私は、コミュニケーションが苦手で表面上の付き合いは十分に、それこそリア充かって位に出来るものの、一歩でも学校や会社を出てしまうとメールや電話での連絡をどうすれば良いのかわからず、プライベートでの友達付き合いをほとんど経験した事がなかった。
ここでなんとかそういった所を改善、あわよくば彼女なんか出来たらなと思って数カ月間過ごした所、なんだかモテ期がやってきた。
職場の女の子が頻繁に話しかけてくる。休憩時間をできるだけ合わせてくる。一緒に帰ろうと誘ってくる。
女の子の親しい友達は私とその子をくっつけ様としてくるし、「あの子、君の事が好きらしいよ。」なんて話も聞かされてしまった。
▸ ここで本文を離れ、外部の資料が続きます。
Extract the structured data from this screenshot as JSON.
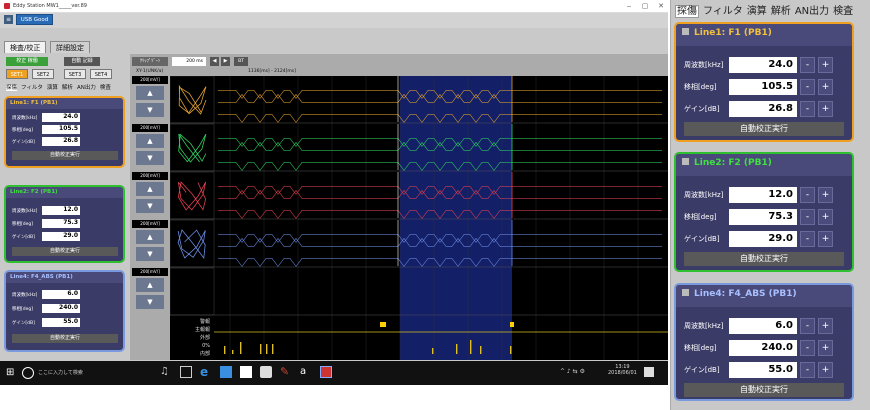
{
  "window": {
    "title": "Eddy Station MW1_____ver.89",
    "min": "‒",
    "max": "▢",
    "close": "✕"
  },
  "device_button": "USB Good",
  "main_tabs": [
    "検査/校正",
    "詳細設定"
  ],
  "left": {
    "mode_button": "校正 稼働",
    "auto_button": "自動 記録",
    "sets": [
      "SET1",
      "SET2",
      "SET3",
      "SET4"
    ],
    "menu": [
      "探傷",
      "フィルタ",
      "演算",
      "解析",
      "AN出力",
      "検査"
    ]
  },
  "panels": [
    {
      "title": "Line1: F1 (PB1)",
      "color": "#f0a020",
      "rows": [
        {
          "label": "周波数[kHz]",
          "value": "24.0"
        },
        {
          "label": "移相[deg]",
          "value": "105.5"
        },
        {
          "label": "ゲイン[dB]",
          "value": "26.8"
        }
      ],
      "minus": "-",
      "plus": "+",
      "run": "自動校正実行"
    },
    {
      "title": "Line2: F2 (PB1)",
      "color": "#2fc02f",
      "rows": [
        {
          "label": "周波数[kHz]",
          "value": "12.0"
        },
        {
          "label": "移相[deg]",
          "value": "75.3"
        },
        {
          "label": "ゲイン[dB]",
          "value": "29.0"
        }
      ],
      "minus": "-",
      "plus": "+",
      "run": "自動校正実行"
    },
    {
      "title": "Line4: F4_ABS (PB1)",
      "color": "#7a9ae0",
      "rows": [
        {
          "label": "周波数[kHz]",
          "value": "6.0"
        },
        {
          "label": "移相[deg]",
          "value": "240.0"
        },
        {
          "label": "ゲイン[dB]",
          "value": "55.0"
        }
      ],
      "minus": "-",
      "plus": "+",
      "run": "自動校正実行"
    }
  ],
  "scope": {
    "toolbar": {
      "label": "ｸﾘｯﾌﾟｿﾞｰﾝ",
      "input": "200 ms",
      "prev": "◀",
      "next": "▶",
      "extra": "BT"
    },
    "xy_label": "XY-1(UNK/α)",
    "time_range": "1136[ms] - 2124[ms]",
    "scales": [
      "200[mV/]",
      "200[mV/]",
      "200[mV/]",
      "200[mV/]",
      "200[mV/]"
    ],
    "channel_labels": [
      "警報",
      "主報報",
      "外部",
      "0%",
      "内部"
    ],
    "line_colors": [
      "#e0a030",
      "#30d060",
      "#e04050",
      "#6a8ae0",
      "#cccccc"
    ]
  },
  "taskbar": {
    "search": "ここに入力して検索",
    "time": "13:19",
    "date": "2018/06/01"
  }
}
女の子本人の方も色々な相談をしてきたり、かなり積極的にアピールしてきてくれたので、新年会の後に私から告白し、付き合う事になった。
しかし、それから1度のデートもしないまま1週間でフラれてしまった。
彼女の理想と事前に考えていた私の実際の性格が随分違った為に「やっぱり好きじゃないと気がついた」とはっきり電話で言われてしまった。
突然言われた訳ではなく、何日か前というか付き合って3日目位から既に雲行きが怪しい気がしていたのでショックでは無かったけど、それと同時に自分でも色々気がついた。
・コミュ力不足による会話途切れを防ぐ為に、心にも無い事を色々と口にしていた。これにより彼女の中の私の人物像を大きく崩してしまった。
・今まで良い男が居なくヒドイ目にばかりあってきたと、草食系の私に相談してきた彼女だけど、好きなタイプはやっぱり遊びが上手い肉食系の男だった。
・彼女もそうだけど、私自身も彼女の事はそこまで好きになってはいなかった。告白したのは周りの雰囲気に押されてしまったところがあった。
最初の会話途切れを防ぐ為の言葉は、私としては冗談のつもりだったのだけど、彼女は言葉通りに受け取ってしまう人だったので、本当に失敗した。
表面上のコミュ力だけではやっぱりボロが出てしまうんだなと痛感させられた。
肉食系の男共のあの直接的な表現力は二十歳を超えてからでも身に付けられるものなのだろうか。
それが必ずしも良いものとは言えないけど、一刻でも久々に彼女が出来たのが嬉しかった分、今回の出来事は正直少し悔しい。
それでも簡単な会話で振られてしまうのならば、簡単な会話で振り向かせる事も可能ではないのだろうかと、前向きな考えも浮かんできている。